Save ben-z/c7e4ccf4465b3dd15ed6e4bb4e532acb to your computer and use it in GitHub Desktop.
Download ZIP
K3s Installation Notes
Raw
K3sInstallationNotes.md

K3s Installation Notes (for running Gitlab Runner)

Install k3s master and expose api:

curl -sfL https://get.k3s.io | INSTALL_K3S_EXEC="server --write-kubeconfig-mode 644 --bind-address 0.0.0.0" sh -

The --write-kubeconfig-mode 644 gives /etc/rancher/k3s/k3s.yaml group and world read permissions so that we can run kubectl without sudo. The INSTALL_K3S_EXEC argument can be modified at /etc/systemd/system/multi-user.target.wants/k3s.service.

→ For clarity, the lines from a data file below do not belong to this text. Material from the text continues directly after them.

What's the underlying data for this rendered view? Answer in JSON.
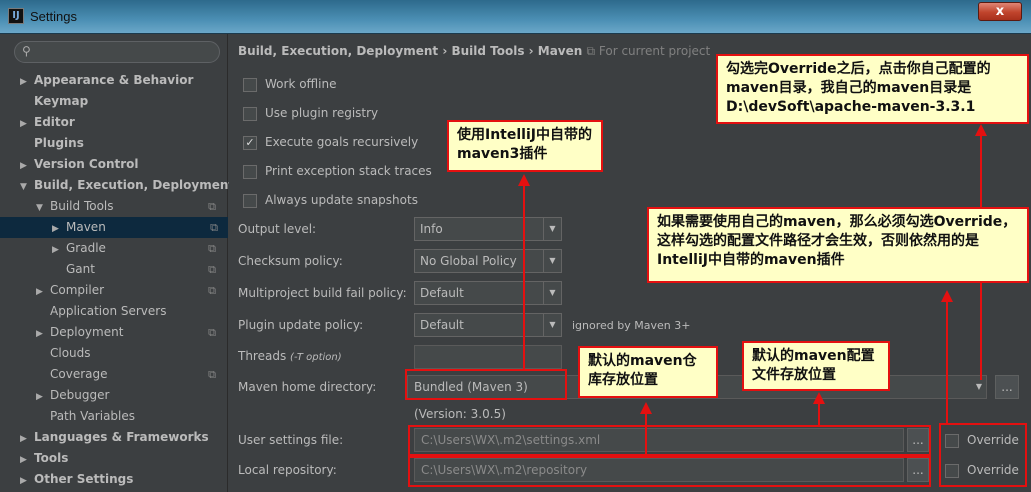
{
  "window": {
    "title": "Settings",
    "close_label": "x"
  },
  "sidebar": {
    "search_placeholder": "",
    "items": [
      {
        "label": "Appearance & Behavior"
      },
      {
        "label": "Keymap"
      },
      {
        "label": "Editor"
      },
      {
        "label": "Plugins"
      },
      {
        "label": "Version Control"
      },
      {
        "label": "Build, Execution, Deployment"
      },
      {
        "label": "Build Tools"
      },
      {
        "label": "Maven"
      },
      {
        "label": "Gradle"
      },
      {
        "label": "Gant"
      },
      {
        "label": "Compiler"
      },
      {
        "label": "Application Servers"
      },
      {
        "label": "Deployment"
      },
      {
        "label": "Clouds"
      },
      {
        "label": "Coverage"
      },
      {
        "label": "Debugger"
      },
      {
        "label": "Path Variables"
      },
      {
        "label": "Languages & Frameworks"
      },
      {
        "label": "Tools"
      },
      {
        "label": "Other Settings"
      }
    ]
  },
  "breadcrumb": {
    "text": "Build, Execution, Deployment › Build Tools › Maven",
    "project": "For current project"
  },
  "options": {
    "work_offline": "Work offline",
    "use_plugin_registry": "Use plugin registry",
    "execute_goals": "Execute goals recursively",
    "print_exception": "Print exception stack traces",
    "always_update": "Always update snapshots"
  },
  "fields": {
    "output_level_label": "Output level:",
    "output_level_value": "Info",
    "checksum_label": "Checksum policy:",
    "checksum_value": "No Global Policy",
    "multiproject_label": "Multiproject build fail policy:",
    "multiproject_value": "Default",
    "plugin_update_label": "Plugin update policy:",
    "plugin_update_value": "Default",
    "plugin_update_note": "ignored by Maven 3+",
    "threads_label": "Threads",
    "threads_hint": "(-T option)",
    "home_label": "Maven home directory:",
    "home_value": "Bundled (Maven 3)",
    "version": "(Version: 3.0.5)",
    "user_settings_label": "User settings file:",
    "user_settings_value": "C:\\Users\\WX\\.m2\\settings.xml",
    "local_repo_label": "Local repository:",
    "local_repo_value": "C:\\Users\\WX\\.m2\\repository",
    "browse": "...",
    "override": "Override"
  },
  "annotations": {
    "top_right": "勾选完Override之后，点击你自己配置的maven目录，我自己的maven目录是D:\\devSoft\\apache-maven-3.3.1",
    "bundled": "使用IntelliJ中自带的maven3插件",
    "override_note": "如果需要使用自己的maven，那么必须勾选Override，这样勾选的配置文件路径才会生效，否则依然用的是IntelliJ中自带的maven插件",
    "repo_note": "默认的maven仓库存放位置",
    "settings_note": "默认的maven配置文件存放位置"
  }
}
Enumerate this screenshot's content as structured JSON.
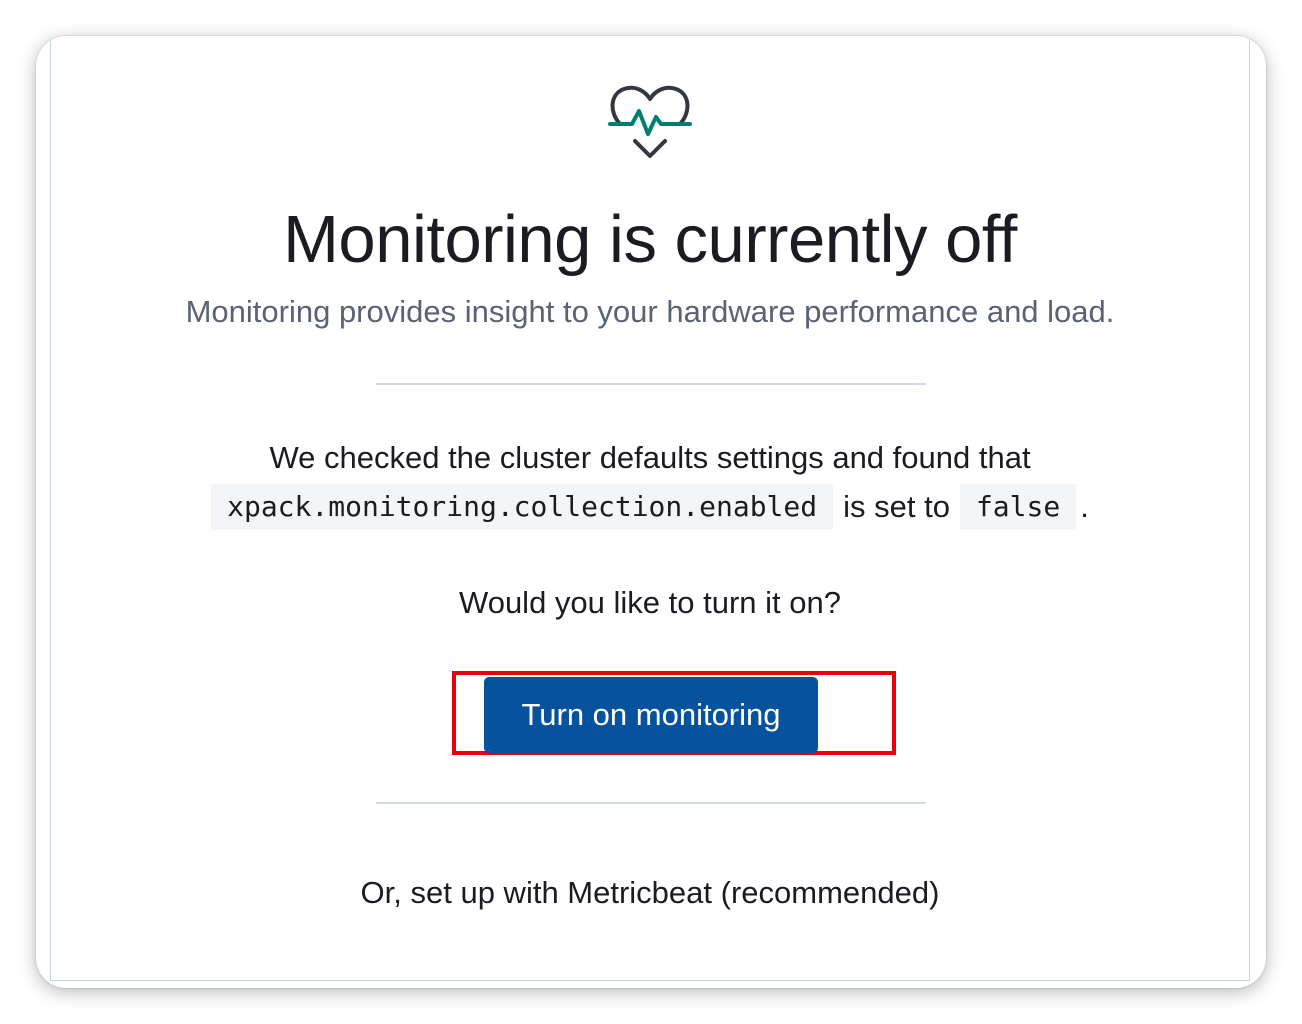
{
  "empty_state": {
    "icon": "heart-pulse-icon",
    "title": "Monitoring is currently off",
    "subtitle": "Monitoring provides insight to your hardware performance and load.",
    "description_prefix": "We checked the cluster defaults settings and found that",
    "setting_name": "xpack.monitoring.collection.enabled",
    "description_middle": "is set to",
    "setting_value": "false",
    "description_suffix": ".",
    "question": "Would you like to turn it on?",
    "primary_button_label": "Turn on monitoring",
    "metricbeat_link": "Or, set up with Metricbeat (recommended)"
  },
  "colors": {
    "button_bg": "#07529c",
    "highlight_border": "#e8000d",
    "icon_teal": "#017d73",
    "icon_dark": "#343741"
  }
}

Configuration Options that we can put into INSTALL_K3S_EXEC: https://rancher.com/docs/k3s/latest/en/installation/install-options/server-config/

Check that the cluster is accessible from the outside (taken from here):

curl --insecure https://SERVER_IP:6443/

You should see something like this:

{
  "kind": "Status",
  "apiVersion": "v1",
  "metadata": {

  },
  "status": "Failure",
  "message": "Unauthorized",
  "reason": "Unauthorized",
  "code": 401
}

Note that you may need to create a firewall rule or disable the firewall (sudo ufw disable) to allow external access.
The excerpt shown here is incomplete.